Почему я, обладая веселостью нрава, ухожу из сего мира? Умираю потому, что, боюсь, и меня захватит организационное начало и что я окунусь с головой в какое-либо надлежащее руководство. Я умираю не потому, что боюсь наседающего со всех сторон бюрократизма, — я его не боюсь, ибо он мне приносит эликсир жизни — смех. Мне достаточно самому себе произнести два слова: «соответствующая установка», чтобы смеяться всю ночь напролет. Я умираю потому, чтобы самому не стать бюрократом и не начать организовывать вселенную.

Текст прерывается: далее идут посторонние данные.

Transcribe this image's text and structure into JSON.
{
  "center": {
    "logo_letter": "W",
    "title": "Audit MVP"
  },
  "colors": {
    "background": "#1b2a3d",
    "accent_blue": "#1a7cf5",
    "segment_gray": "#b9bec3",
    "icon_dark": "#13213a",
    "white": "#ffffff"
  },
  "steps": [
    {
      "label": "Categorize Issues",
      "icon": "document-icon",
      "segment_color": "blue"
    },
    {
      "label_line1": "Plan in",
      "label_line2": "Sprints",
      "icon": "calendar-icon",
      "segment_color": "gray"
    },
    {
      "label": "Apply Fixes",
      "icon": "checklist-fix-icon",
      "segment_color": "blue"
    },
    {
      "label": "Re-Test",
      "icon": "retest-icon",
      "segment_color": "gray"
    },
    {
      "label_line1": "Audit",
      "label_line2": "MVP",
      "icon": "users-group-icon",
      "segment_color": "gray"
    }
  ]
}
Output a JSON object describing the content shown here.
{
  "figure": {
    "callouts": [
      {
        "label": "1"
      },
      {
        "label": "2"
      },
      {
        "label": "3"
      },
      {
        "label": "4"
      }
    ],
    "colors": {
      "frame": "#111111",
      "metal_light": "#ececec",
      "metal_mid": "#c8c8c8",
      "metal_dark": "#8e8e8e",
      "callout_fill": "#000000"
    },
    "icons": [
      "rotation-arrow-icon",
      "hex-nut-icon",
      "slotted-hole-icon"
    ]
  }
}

Но все же, почему я обратился с письмом к тебе? Я уже сказал, что у тебя в характере есть несколько моих черточек. Ты мне скажешь: «Но ведь я руковожу и организую». Да, это так. Но является ли твое руководство от чрезмерной чувствительности к сим условным понятиям? Не временный ли у тебя это налет? Ты не чиновник, а мысль твоя трепещет в формах, чуждых твоему классу. Не произносишь ли ты слова «надлежащие мероприятия», как попугай: «попка дурак»? Не оскорбляйся, Авенир, а думай и выходи из условных форм. Я устал писать, а сказать тебе хотелось многое. Кроши, крой всех бюрократов и истребляй бюрократизм, если можешь, всеми мерами. Не чеши гребенкой форм бюрократизма, ибо от этого происходит его растительность. А «Центроколмасс» ты только причесал. Что это означает? Что и ты, в быстром потоке бюрократического разлива, был захвачен воронкой, вьющейся над пучиной. Бойся этой пучины. Она начала засасывать и тебя. Сейчас мне остается отнести это письмо, опустить его в почтовый ящик, а затем умереть. Но прежде напишу еще заметку в домашнюю стенгазету «Пролетарское благо». Я, видишь ли, занялся организацией внутреннего порядка ради смеха и напугался в первый раз в жизни — не всурьез ли это я делаю?
Итак, после заметки — покончу с собой. Я перережу вены на правой руке и истеку кровью. Должно быть, будет большая услада в смерти, и по-моему, ее люди боятся зря. Быть может, она является громадным актом наслаждения. Жаль, что не могу прислать тебе второе письмо с того света.
Прощай. Автоном Пересветов».
Прочитав письмо, Авенир Евстигнеевич отложил его в сторонку, как ненужный документ, изложенный «лишним человеком», хотел подняться со стула, но не смог.
«Нельзя же так смотреть пренебрежительно на человеческий документ», — подумал он и потянулся за письмом, чтобы прочитать его вторично.
Прочитавши, он откинулся на спинку кресла, долго думал. Авенир чувствовал, что самоубийцу он где-то видел и был склонен к личной дружбе с ним, но мешали этому именно формы, о которых говорил автор письма. Обратившись к собственному сознанию, Авенир решал вопрос: прав ли автор «объективно» или суждения его весьма «субъективны»?
Ему представилась окровавленная голова самоубийцы, которая, оскалив зубы, добродушно произнесла: «Опять ты рассуждаешь в общем порядке?» «Может быть, он был прав, — вспомнил Авенир, подумавши об Автономе, — когда говорил: если можешь — выгони семьдесят пять процентов на производство кирпичей».
Он припомнил физиономию Автонома и догадался, что автор письма — он.
«Что же лучше: производить кирпичи — или писать ненужные бумаги?» — подумал Авенир. И в его воображении сразу возник ряд картин. Тысячи людей копошились в глине и воде, делали кирпичи. Другие тысячи выстраивали из этих кирпичей высокие здания, а в зданиях — работали миллионы рабочих.
Перспектива оказалась заманчивой, и он порылся в своем докладе, чтобы посмотреть, сколько аппарат «Центроколмасса» пожирает средств, не создавая ценностей. Сумма оказалась изрядной — до семи миллионов в год.
— Гм, да! — проговорил он вслух. — Сумма изрядная. Можно уездный город построить…
И Авенир в третий раз перечитал письмо Автонома.
«Ну, как его назвать? Дураком — не подходит, неглупый парень. Упадочником — тоже нет. Чудак, должно быть. Стоит ли помирать от бюрократизма, когда мы ему живо голову свернем».
Затем Авениру Евстигнеевичу пришла в голову несерьезная мысль: «Является ли портфель признаком культурности или же он есть признак бюрократизма?»
— Тьфу, черт возьми, какая мерзость лезет в голову, — сказал он громко и вышел из кабинета. Письмо он вложил в потайной карман, чтобы перечитать его еще раз на досуге.
Волнение Авенира и заметила Феклуша. Авенир Евстигнеевич прошагал по коридору и снова вошел в кабинет.
Он старался думать о предстоящем через несколько минут докладе, но в голову лезло содержание полученного письма.